L’inconscient, source d’angoisses intarissables, serait une sorte de « poubelle psychique » pleine de refoulements enfouis et de désirs inassouvis. Il s’agit en effet d’un « continent inexploré » dont il convient de se départir pour parvenir en pleine conscience aux prémices du bonheur. Pour Lenoir, les prémices de l’éternité c’est de boire à la source de l’amour pour être ivre de bonheur. C’est ainsi qu’il promène sur la société un sourire extatique et d’une telle plénitude qu’il semble venu d’ailleurs.
On ne parviendra jamais à un tel état de joie si l’on ne se concentre pas sur le calme et la sérénité de notre mental. L’agitation qui habite notre cerveau doit être évacuée. Par la méditation. Puis l’émotion positive vous gagne tout entier car la joie ne se décrète pas, c’est une sorte de grâce qui vous tombe dessus. Lenoir est devenu un expert en ce domaine.

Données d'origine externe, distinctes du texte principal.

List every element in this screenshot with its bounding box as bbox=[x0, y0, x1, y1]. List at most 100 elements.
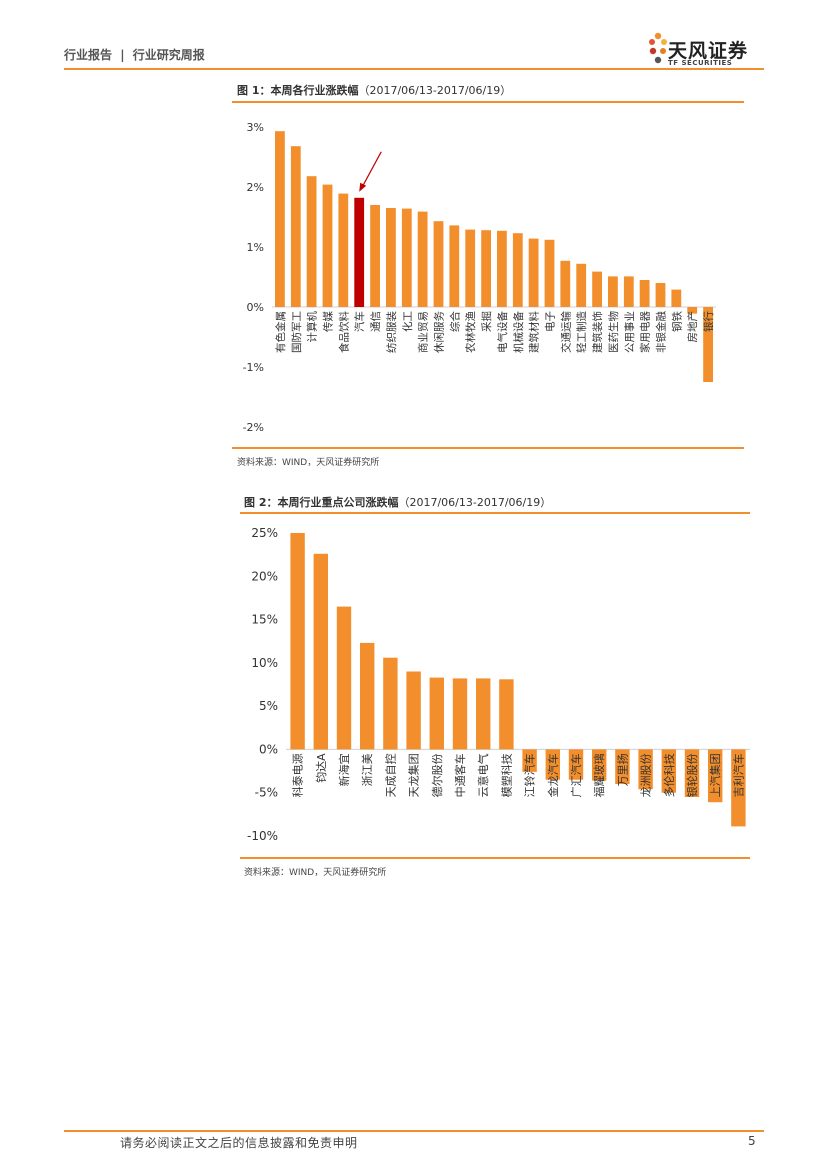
category-label: 交通运输 bbox=[559, 311, 572, 353]
y-tick-label: -2% bbox=[243, 421, 264, 434]
category-label: 吉利汽车 bbox=[731, 753, 745, 797]
category-label: 模塑科技 bbox=[499, 753, 513, 797]
category-label: 采掘 bbox=[480, 311, 493, 332]
y-tick-label: 5% bbox=[259, 699, 278, 713]
footer-divider bbox=[64, 1130, 764, 1132]
figure2-bottom-rule bbox=[240, 857, 750, 859]
bar-万里扬 bbox=[615, 749, 630, 784]
bar-建筑材料 bbox=[528, 238, 539, 307]
figure1-bar-chart: 3% 2% 1% 0% -1% -2% 有色金属 国防军工 计算机 传媒 食品饮料 汽车 通信 纺织服装化… bbox=[243, 121, 716, 434]
bar-房地产 bbox=[687, 307, 698, 314]
bar-采掘 bbox=[481, 230, 491, 307]
y-tick-label: 20% bbox=[251, 569, 278, 583]
figure1-date: （2017/06/13-2017/06/19） bbox=[358, 84, 512, 97]
category-label: 计算机 bbox=[306, 311, 319, 343]
bar-德尔股份 bbox=[429, 677, 444, 750]
category-label: 新海宜 bbox=[337, 753, 351, 786]
bar-家用电器 bbox=[639, 280, 650, 307]
figure2-prefix: 图 2： bbox=[244, 496, 278, 509]
bar-云意电气 bbox=[476, 678, 491, 750]
bar-通信 bbox=[370, 205, 380, 307]
category-label: 家用电器 bbox=[639, 311, 652, 353]
y-tick-label: 3% bbox=[247, 121, 264, 134]
tf-securities-logo-icon bbox=[649, 32, 667, 64]
category-label: 福耀玻璃 bbox=[592, 753, 606, 797]
bar-天龙集团 bbox=[406, 671, 421, 750]
category-label: 有色金属 bbox=[274, 311, 287, 353]
figure1-top-rule bbox=[232, 101, 744, 103]
bar-上汽集团 bbox=[708, 749, 723, 803]
y-tick-label: -1% bbox=[243, 361, 264, 374]
bar-纺织服装 bbox=[386, 208, 396, 307]
category-label: 建筑装饰 bbox=[591, 311, 604, 353]
bar-综合 bbox=[449, 225, 460, 307]
bar-计算机 bbox=[306, 176, 317, 307]
figure2-bar-chart: 25% 20% 15% 10% 5% 0% -5% -10% 科泰电源 钧达A 新海宜 浙江美 天成自控… bbox=[247, 526, 750, 843]
category-label: 龙洲股份 bbox=[640, 753, 653, 797]
bar-钧达股份 bbox=[313, 553, 328, 750]
category-label: 钧达A bbox=[314, 753, 328, 783]
report-series: 行业研究周报 bbox=[132, 48, 205, 62]
category-label: 轻工制造 bbox=[575, 311, 588, 353]
bar-江铃汽车 bbox=[522, 749, 537, 772]
category-label: 德尔股份 bbox=[430, 753, 444, 797]
category-label: 公用事业 bbox=[623, 311, 636, 353]
bar-传媒 bbox=[322, 184, 333, 307]
figure2-title: 图 2：本周行业重点公司涨跌幅（2017/06/13-2017/06/19） bbox=[244, 494, 551, 510]
category-label: 商业贸易 bbox=[417, 311, 430, 353]
category-label: 科泰电源 bbox=[291, 753, 305, 797]
figure2-source: 资料来源：WIND，天风证券研究所 bbox=[244, 868, 387, 878]
category-label: 银轮股份 bbox=[685, 753, 699, 797]
bar-多伦科技 bbox=[661, 749, 676, 793]
category-label: 休闲服务 bbox=[433, 311, 446, 353]
y-tick-label: -10% bbox=[247, 829, 278, 843]
figure2-name: 本周行业重点公司涨跌幅 bbox=[277, 496, 399, 509]
category-label: 江铃汽车 bbox=[523, 753, 537, 797]
category-label: 上汽集团 bbox=[708, 753, 722, 797]
category-label: 通信 bbox=[370, 311, 382, 332]
category-label: 广汇汽车 bbox=[569, 753, 583, 797]
bar-休闲服务 bbox=[433, 221, 444, 307]
category-label: 浙江美 bbox=[361, 753, 374, 786]
figure2-top-rule bbox=[240, 512, 750, 514]
bar-模塑科技 bbox=[499, 679, 514, 750]
bar-新海宜 bbox=[336, 606, 352, 750]
bar-建筑装饰 bbox=[592, 271, 602, 307]
bar-银行 bbox=[703, 307, 713, 382]
category-label: 多伦科技 bbox=[662, 753, 676, 797]
bar-电子 bbox=[544, 239, 555, 307]
category-label: 金龙汽车 bbox=[546, 753, 560, 797]
bar-中通客车 bbox=[452, 678, 468, 750]
bar-电气设备 bbox=[497, 230, 507, 307]
bar-农林牧渔 bbox=[465, 229, 476, 307]
category-label: 传媒 bbox=[322, 311, 335, 332]
category-label: 建筑材料 bbox=[528, 311, 541, 353]
bar-吉利汽车 bbox=[731, 749, 746, 827]
y-tick-label: 15% bbox=[251, 613, 278, 627]
bar-浙江美大 bbox=[360, 642, 375, 750]
category-label: 纺织服装 bbox=[385, 311, 398, 353]
category-label: 房地产 bbox=[686, 311, 699, 343]
y-tick-label: 1% bbox=[247, 241, 264, 254]
category-label: 天龙集团 bbox=[407, 753, 421, 797]
category-label: 电气设备 bbox=[496, 311, 509, 353]
footer-disclaimer: 请务必阅读正文之后的信息披露和免责申明 bbox=[120, 1136, 358, 1150]
category-label: 国防军工 bbox=[290, 311, 303, 353]
figure1-title: 图 1：本周各行业涨跌幅（2017/06/13-2017/06/19） bbox=[237, 82, 511, 98]
bar-广汇汽车 bbox=[568, 749, 584, 780]
bar-科泰电源 bbox=[290, 533, 305, 750]
report-header: 行业报告 | 行业研究周报 bbox=[64, 46, 205, 63]
highlight-arrow-icon bbox=[359, 151, 382, 192]
bar-银轮股份 bbox=[684, 749, 700, 797]
category-label: 农林牧渔 bbox=[464, 311, 477, 353]
bar-商业贸易 bbox=[417, 211, 428, 307]
figure1-source: 资料来源：WIND，天风证券研究所 bbox=[237, 458, 380, 468]
category-label: 化工 bbox=[401, 311, 414, 332]
bar-福耀玻璃 bbox=[592, 749, 607, 781]
report-type: 行业报告 bbox=[64, 48, 113, 62]
category-label: 食品饮料 bbox=[337, 311, 350, 353]
y-tick-label: 2% bbox=[247, 181, 264, 194]
category-label: 钢铁 bbox=[670, 311, 683, 332]
category-label: 机械设备 bbox=[512, 311, 525, 353]
page-number: 5 bbox=[748, 1134, 756, 1148]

Il faut simplement créer les conditions qui permettent d’accéder pleinement à cette joie pure : c’est-à-dire une présence totale à ses sens et une qualité optimale de son attention à soi-même.

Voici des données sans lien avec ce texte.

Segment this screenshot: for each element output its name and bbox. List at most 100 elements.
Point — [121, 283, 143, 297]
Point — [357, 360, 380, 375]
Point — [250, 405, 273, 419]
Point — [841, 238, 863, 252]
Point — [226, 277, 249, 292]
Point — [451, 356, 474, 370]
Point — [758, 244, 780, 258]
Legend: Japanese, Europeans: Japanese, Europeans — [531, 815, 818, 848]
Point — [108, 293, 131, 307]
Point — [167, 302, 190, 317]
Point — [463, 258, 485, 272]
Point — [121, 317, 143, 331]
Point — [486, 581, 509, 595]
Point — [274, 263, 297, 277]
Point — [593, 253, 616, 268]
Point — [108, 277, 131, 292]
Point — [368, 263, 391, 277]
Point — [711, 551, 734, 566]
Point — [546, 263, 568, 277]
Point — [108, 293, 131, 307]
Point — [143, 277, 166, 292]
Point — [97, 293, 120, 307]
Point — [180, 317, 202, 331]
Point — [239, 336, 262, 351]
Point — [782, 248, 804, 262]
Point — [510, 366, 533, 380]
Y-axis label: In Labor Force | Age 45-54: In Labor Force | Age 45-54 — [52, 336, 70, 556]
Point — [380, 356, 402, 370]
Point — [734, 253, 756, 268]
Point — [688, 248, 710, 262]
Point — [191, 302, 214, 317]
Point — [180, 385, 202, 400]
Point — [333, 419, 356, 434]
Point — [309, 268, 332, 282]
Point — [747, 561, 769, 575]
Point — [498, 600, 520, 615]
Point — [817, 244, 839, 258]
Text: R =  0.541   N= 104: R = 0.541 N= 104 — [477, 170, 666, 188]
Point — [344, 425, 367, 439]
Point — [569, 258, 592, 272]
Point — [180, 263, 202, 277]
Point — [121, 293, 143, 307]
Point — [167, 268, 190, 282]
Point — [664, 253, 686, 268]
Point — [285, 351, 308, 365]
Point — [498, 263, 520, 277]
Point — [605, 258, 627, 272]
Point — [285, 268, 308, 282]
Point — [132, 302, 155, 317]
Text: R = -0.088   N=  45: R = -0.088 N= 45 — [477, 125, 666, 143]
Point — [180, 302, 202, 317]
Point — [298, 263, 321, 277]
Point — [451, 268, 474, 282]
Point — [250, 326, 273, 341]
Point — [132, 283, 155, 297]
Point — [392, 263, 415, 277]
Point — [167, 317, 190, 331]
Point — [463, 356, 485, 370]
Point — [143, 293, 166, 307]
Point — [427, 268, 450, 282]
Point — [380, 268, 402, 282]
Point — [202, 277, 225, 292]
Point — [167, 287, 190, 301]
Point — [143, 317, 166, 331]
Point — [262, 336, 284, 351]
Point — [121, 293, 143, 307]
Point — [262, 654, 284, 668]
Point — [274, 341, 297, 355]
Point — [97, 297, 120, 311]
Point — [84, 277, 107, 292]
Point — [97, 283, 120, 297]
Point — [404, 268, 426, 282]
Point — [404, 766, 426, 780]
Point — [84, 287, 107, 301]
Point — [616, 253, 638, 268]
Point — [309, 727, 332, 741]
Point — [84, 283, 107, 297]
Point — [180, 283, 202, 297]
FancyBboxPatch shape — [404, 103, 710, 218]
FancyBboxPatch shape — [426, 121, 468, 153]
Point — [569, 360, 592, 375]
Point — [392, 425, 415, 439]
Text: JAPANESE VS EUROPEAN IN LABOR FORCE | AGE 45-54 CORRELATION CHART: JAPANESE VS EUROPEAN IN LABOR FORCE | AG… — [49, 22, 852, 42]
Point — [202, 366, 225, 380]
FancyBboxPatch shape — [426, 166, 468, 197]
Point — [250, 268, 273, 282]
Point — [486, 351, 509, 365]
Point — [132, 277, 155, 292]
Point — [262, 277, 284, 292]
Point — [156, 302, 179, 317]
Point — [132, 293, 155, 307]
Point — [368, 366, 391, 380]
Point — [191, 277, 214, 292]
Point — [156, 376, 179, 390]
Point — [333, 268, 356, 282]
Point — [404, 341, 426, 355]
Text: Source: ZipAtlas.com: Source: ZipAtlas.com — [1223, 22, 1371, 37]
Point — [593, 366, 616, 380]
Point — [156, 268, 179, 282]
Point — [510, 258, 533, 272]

Tel est le secret du bonheur que les hommes recherchent désespérément, le plus souvent, dans des plaisirs éphémères. Le bonheur ne consiste pas à se jeter éperdument dans la luxure. Dans la bouffe, la boisson et la fornication. Il consiste dans une sorte d’intense sobriété née d’une simple inclination de l’âme. Il s’agit d’un discernement qui permet d’allier à l’égard du monde le sarcasme de la gaieté et l’indulgence du mépris…Il faut pour atteindre cette disposition d’esprit apprendre à penser mieux pour vivre mieux. C’est du grand art.
Comment se débarrasser des passions encombrantes, de l’esprit grégaire, des phénomènes mimétiques qui nous divertissent et nous éloignent de nous-mêmes ? Vivez, répond Lenoir, vivez pleinement sans vous soucier du regard d’autrui. « Le bonheur, conclut-il, très applaudi, c’est d’aimer la vie, c’est d’aimer sans rien attendre en retour… » Fascinante cette conclusion parce qu’elle est universelle.
On en vient à penser que, comme son inspirateur Carl-Gustav Jung, Frédéric Lenoir ne croit pas. Il sait.